Don't say you didn't ask for it :) ... This is for a reports type section of the site. The nastiness of this has much to do with the enforced crappy DB schema. Here's as brief an explanation as I can muster.. Payments belong to Schools and Costs. Costs belong to DatabaseInformations, which are really what this app is tracking. I need a list of all payments within a date range, for a few specific Schools. The date range is determined by Cost.subscriptionStart and Cost.subscriptionEnd. I need to order these Payments for display by the Payment.school.schoolName, then Payment.school.library, then Payment.cost.databaseInformation.databaseName. Final note: this report gets run perhaps twice in a blue moon, so the inefficient SQL doesn't make me too nervous.

@skidooer - I guess I just proved your point about reading English where the code might be more straightforward. I can only plead my desire to very briefly explain the query below without getting too far into specifics.
code:
sql = "SELECT p.* FROM payment AS p \
	LEFT JOIN school AS s ON p.schoolID = s.schoolID \
	LEFT JOIN cost AS c ON p.costID = c.costID \
	LEFT JOIN databaseInformation AS d on c.databaseID = d.databaseID
	WHERE s.schoolName LIKE '%school redacted%' && library NOT LIKE '%library also redacted%' \
	&& c.subscriptionStart >= '" + @dateStart.to_formatted_s(:db) + "' \
	&& c.subscriptionEnd <= '" + @dateEnd.to_formatted_s(:db) + "' \
	ORDER BY s.schoolName, s.library, d.databaseName"
					
@payments = Payment.find_by_sql(sql)
If there's some way AR would make this statement go away, I want to know about it!

skidooer posted:

params is your problem here. It's nil. There is no [] method defined for NilClass. If you're doing what I think you are, you want to use a before_filter instead.

skidooer posted:

The odds that you'd ever want to overwrite initialize in either class are extremely low. I can't think of any reason why you'd ever want to, really.

Taking your second statement first, is a controller's initialize method not the best place to put code that I want executed for each action? It seems DRYer than making a separate method and calling that from each action. I also think we've got a slight terminology mismatch here. Anytime I define a function that's already been defined in a base class I'm overriding it, whether I call super() from it or not. Of course if I call super() at the start of my newly declared method I'm really just modifying the existing functionality instead of providing entirely new functionality.

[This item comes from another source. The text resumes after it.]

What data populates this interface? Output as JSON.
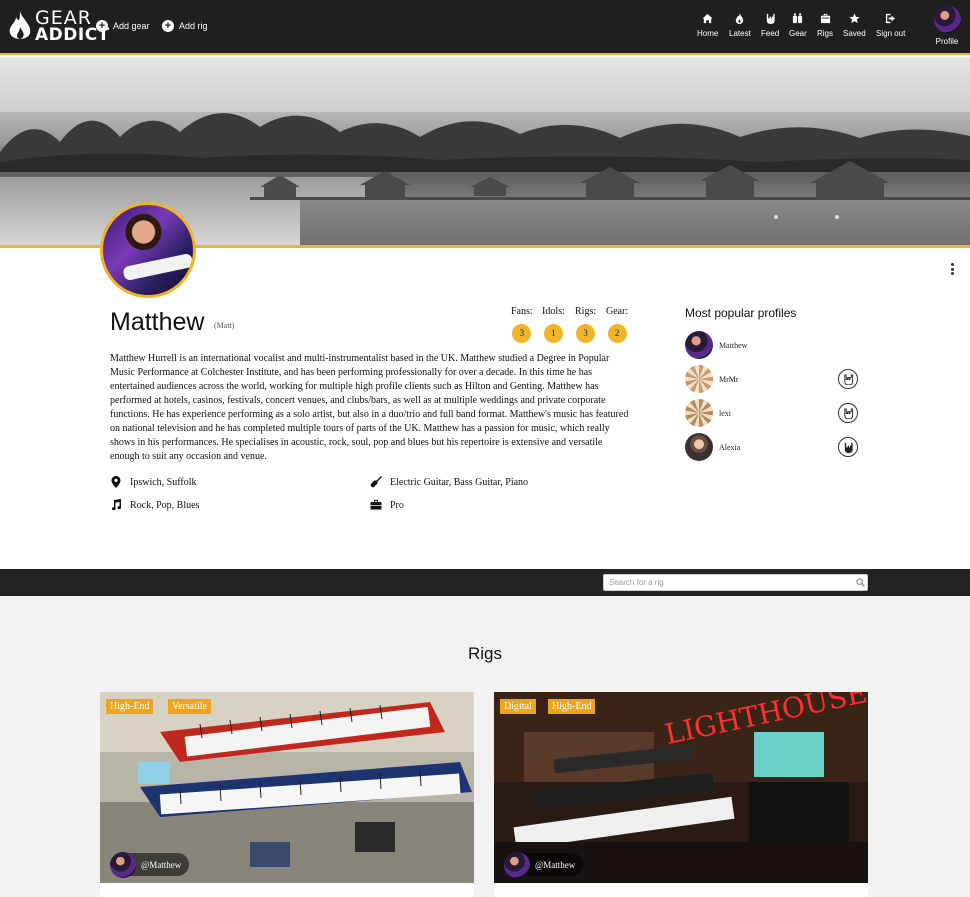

You're saying that params is unavailable/nil in a controller's initialize method? Any specific reason why? If not this is still good to know. My code that it barfed on was something like "if nil != params[:date_from] && nil != params[:date_to]". I was basically setting up some default vars for the actions if those parameters had been provided.

Again, thanks everybody for the constructive comments, I'll be looking forward to lending a hand where I'm qualified to in this forum.

zigb fucked around with this message at 22:47 on Nov 20, 2007

zigb
Mar 21, 2007

poemdexter posted:

I'm writing a little networking site and I can't figure out how to get anything into a table without using a form.
...
Here is the code from my new.rhtml from the group view (REST is awesome)
...
Am I supposed to slap some sort of :creator => logged_in_user.id somewhere?

It makes the most sense to me to put that in your controller instead. So something like:
code:
def new
	@newGroup = Group.new
	@newGroup.attributes= params[:group]
	@newGroup.creator = logged_in_user.id
	@newGroup.save
end
Of course if you use update_attributes instead of attributes=, you'll want to add the creator first.